Download Raven's Children PDF Online Free

Author :
Publisher : iUniverse
ISBN 13 : 0595288677
Total Pages : 136 pages
Book Rating : 4.5/5 (952 download)

DOWNLOAD NOW!


Book Synopsis Raven's Children by :

Download or read book Raven's Children written by and published by iUniverse. This book was released on with total page 136 pages. Available in PDF, EPUB and Kindle. Book excerpt:

Handbook of Native American Mythology

Download Handbook of Native American Mythology PDF Online Free

Author :
Publisher : Bloomsbury Publishing USA
ISBN 13 : 1851095381
Total Pages : 310 pages
Book Rating : 4.8/5 (51 download)

DOWNLOAD NOW!


Book Synopsis Handbook of Native American Mythology by : Dawn Bastian Williams

Download or read book Handbook of Native American Mythology written by Dawn Bastian Williams and published by Bloomsbury Publishing USA. This book was released on 2004-11-22 with total page 310 pages.
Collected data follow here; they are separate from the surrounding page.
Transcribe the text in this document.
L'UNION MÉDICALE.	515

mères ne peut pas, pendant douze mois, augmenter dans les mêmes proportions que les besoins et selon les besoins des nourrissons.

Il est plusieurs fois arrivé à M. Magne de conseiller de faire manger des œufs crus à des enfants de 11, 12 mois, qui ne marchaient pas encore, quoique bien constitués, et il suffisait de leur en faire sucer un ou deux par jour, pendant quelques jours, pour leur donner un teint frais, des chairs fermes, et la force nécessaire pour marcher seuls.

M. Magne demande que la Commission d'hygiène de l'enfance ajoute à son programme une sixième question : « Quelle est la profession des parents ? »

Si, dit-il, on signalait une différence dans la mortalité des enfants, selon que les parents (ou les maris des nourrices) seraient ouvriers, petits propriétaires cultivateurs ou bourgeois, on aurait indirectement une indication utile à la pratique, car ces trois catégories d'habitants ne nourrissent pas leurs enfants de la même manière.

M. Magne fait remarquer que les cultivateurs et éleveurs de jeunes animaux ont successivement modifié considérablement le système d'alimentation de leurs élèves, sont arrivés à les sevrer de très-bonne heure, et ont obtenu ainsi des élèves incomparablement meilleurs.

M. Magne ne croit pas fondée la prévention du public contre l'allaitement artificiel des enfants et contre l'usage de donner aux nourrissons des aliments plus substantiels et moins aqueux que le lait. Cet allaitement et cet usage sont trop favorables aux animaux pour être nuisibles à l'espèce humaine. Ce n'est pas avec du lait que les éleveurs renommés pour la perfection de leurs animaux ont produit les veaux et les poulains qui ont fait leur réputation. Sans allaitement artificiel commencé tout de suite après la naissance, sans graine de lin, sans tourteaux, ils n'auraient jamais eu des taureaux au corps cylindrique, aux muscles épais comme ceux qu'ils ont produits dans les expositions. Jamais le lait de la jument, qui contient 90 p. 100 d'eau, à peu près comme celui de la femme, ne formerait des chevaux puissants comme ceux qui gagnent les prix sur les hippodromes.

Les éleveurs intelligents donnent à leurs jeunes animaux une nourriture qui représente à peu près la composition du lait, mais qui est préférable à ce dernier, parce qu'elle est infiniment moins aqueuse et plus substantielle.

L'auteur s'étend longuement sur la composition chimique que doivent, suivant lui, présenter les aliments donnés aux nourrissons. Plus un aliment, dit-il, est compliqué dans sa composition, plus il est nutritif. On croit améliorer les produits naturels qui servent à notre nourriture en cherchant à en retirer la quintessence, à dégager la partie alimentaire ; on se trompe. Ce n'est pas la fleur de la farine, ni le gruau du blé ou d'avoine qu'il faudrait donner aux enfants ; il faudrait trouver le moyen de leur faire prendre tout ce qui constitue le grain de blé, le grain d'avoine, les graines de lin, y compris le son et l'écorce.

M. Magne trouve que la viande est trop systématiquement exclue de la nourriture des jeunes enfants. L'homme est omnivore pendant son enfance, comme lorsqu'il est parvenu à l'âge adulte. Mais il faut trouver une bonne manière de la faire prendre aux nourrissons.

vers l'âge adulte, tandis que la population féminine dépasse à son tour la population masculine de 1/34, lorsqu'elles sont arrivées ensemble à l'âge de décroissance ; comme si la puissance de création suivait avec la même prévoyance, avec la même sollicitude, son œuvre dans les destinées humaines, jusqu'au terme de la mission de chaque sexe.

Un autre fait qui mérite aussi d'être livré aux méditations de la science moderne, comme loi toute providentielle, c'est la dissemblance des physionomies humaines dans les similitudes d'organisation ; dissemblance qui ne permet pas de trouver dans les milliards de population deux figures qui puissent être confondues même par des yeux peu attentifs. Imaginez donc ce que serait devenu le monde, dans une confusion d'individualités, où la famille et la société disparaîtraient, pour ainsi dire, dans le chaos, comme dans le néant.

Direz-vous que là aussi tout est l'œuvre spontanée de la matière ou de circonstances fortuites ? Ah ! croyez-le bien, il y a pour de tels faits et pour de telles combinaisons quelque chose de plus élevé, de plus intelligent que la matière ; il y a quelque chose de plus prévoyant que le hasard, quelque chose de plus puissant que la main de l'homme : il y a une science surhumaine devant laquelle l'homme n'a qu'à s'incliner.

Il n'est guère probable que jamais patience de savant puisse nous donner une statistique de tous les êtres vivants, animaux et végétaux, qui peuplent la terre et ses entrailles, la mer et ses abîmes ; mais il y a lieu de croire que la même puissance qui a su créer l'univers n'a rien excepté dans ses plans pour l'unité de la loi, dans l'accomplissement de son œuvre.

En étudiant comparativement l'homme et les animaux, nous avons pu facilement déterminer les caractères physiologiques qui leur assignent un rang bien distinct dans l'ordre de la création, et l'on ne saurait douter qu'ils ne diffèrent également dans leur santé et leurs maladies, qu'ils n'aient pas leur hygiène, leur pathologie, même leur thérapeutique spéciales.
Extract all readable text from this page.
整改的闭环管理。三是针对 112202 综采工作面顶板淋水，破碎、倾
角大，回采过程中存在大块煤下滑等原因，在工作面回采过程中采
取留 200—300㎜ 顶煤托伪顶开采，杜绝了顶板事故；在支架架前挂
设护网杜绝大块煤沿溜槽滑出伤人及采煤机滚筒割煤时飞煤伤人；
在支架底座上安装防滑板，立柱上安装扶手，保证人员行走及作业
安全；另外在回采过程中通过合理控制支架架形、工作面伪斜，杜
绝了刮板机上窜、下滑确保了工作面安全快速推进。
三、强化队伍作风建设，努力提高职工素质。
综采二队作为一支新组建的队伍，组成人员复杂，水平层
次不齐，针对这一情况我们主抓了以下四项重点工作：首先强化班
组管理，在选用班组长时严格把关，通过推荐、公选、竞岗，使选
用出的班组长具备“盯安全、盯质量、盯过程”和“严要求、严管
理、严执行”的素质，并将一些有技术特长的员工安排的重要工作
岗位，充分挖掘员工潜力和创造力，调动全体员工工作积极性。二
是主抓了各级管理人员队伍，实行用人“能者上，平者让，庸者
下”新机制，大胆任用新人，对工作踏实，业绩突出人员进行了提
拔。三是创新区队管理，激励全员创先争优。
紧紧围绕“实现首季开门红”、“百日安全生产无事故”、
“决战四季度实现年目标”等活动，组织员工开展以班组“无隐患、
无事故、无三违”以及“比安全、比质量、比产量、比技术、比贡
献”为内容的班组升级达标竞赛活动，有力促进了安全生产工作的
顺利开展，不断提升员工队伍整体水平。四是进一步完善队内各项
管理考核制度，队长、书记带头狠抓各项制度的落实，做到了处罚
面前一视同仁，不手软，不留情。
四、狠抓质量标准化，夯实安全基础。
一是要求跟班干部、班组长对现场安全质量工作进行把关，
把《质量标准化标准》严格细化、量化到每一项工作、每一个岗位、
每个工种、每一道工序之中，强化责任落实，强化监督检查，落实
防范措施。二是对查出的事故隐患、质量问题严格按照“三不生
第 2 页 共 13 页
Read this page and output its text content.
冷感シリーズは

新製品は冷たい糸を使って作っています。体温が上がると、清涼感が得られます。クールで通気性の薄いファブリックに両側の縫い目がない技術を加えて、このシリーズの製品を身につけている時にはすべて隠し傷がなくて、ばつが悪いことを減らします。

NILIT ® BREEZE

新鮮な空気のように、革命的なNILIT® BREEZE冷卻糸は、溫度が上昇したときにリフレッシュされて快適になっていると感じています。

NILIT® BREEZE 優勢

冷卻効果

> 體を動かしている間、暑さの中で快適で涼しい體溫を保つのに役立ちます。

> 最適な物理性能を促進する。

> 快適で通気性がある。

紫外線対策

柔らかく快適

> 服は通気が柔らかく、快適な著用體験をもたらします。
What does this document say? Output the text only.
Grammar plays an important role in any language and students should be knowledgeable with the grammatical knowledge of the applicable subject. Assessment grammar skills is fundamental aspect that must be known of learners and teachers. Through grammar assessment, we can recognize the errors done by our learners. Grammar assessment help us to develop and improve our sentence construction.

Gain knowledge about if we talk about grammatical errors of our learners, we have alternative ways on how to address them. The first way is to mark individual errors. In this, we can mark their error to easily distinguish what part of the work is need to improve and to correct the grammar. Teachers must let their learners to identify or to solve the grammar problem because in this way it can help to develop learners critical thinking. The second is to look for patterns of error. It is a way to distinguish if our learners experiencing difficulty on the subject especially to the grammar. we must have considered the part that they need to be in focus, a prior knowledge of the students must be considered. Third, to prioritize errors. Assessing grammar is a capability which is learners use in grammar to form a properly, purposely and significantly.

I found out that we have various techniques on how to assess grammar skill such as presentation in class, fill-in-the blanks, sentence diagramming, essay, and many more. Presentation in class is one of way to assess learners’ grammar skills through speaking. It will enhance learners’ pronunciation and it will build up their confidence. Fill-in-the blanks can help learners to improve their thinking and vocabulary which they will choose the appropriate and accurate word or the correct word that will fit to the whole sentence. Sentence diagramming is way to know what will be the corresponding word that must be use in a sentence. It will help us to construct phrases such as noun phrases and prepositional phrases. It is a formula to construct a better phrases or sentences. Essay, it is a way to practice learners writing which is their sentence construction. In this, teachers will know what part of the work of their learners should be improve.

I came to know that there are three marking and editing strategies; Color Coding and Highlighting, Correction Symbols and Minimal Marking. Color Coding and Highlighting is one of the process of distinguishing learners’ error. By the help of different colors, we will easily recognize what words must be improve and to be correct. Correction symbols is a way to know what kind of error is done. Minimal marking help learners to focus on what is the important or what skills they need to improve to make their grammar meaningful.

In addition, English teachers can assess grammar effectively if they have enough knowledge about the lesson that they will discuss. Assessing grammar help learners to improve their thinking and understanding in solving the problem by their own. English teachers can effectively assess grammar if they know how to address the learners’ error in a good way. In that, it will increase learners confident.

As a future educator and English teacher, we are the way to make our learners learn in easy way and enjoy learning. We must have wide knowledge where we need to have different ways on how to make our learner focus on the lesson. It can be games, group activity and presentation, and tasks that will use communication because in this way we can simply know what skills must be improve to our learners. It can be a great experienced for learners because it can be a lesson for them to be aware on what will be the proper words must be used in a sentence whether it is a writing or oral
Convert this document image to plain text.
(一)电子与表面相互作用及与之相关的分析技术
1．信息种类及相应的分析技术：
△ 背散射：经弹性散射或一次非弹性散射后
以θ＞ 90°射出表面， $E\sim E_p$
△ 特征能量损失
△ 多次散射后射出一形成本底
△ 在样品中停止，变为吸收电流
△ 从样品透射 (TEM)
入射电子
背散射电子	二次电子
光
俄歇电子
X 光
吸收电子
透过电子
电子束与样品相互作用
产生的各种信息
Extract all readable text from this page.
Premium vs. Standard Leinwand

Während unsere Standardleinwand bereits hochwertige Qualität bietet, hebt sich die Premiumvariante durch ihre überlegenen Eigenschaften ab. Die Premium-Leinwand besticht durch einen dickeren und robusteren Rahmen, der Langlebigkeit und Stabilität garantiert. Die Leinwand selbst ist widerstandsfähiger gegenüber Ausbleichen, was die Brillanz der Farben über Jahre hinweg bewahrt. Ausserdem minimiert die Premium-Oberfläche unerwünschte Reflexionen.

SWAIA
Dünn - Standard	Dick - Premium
Available in PDF, EPUB and Kindle. Book excerpt: Popular Hopi kachina dolls and awesome totem poles are but two of the aspects of the sophisticated, seldom-examined network of mythologies explored in this fascinating volume. This revealing work introduces readers to the mythologies of Native Americans from the United States to the Arctic Circle—a rich, complex, and diverse body of lore, which remains less widely known than mythologies of other peoples and places. In thematic chapters and encyclopedia-style entries, Handbook of Native American Mythology examines the characters and deities, rituals, sacred locations and objects, concepts, and stories that define and distinguish mythological cultures of various indigenous peoples. By tracing the traditions as far back as possible and following their evolution from generation to generation, Handbook of Native American Mythology offers a unique perspective on Native American history, culture, and values. It also shows how central these traditions are to contemporary Native American life, including the continuing struggle for land rights, economic parity, and repatriation of cultural property.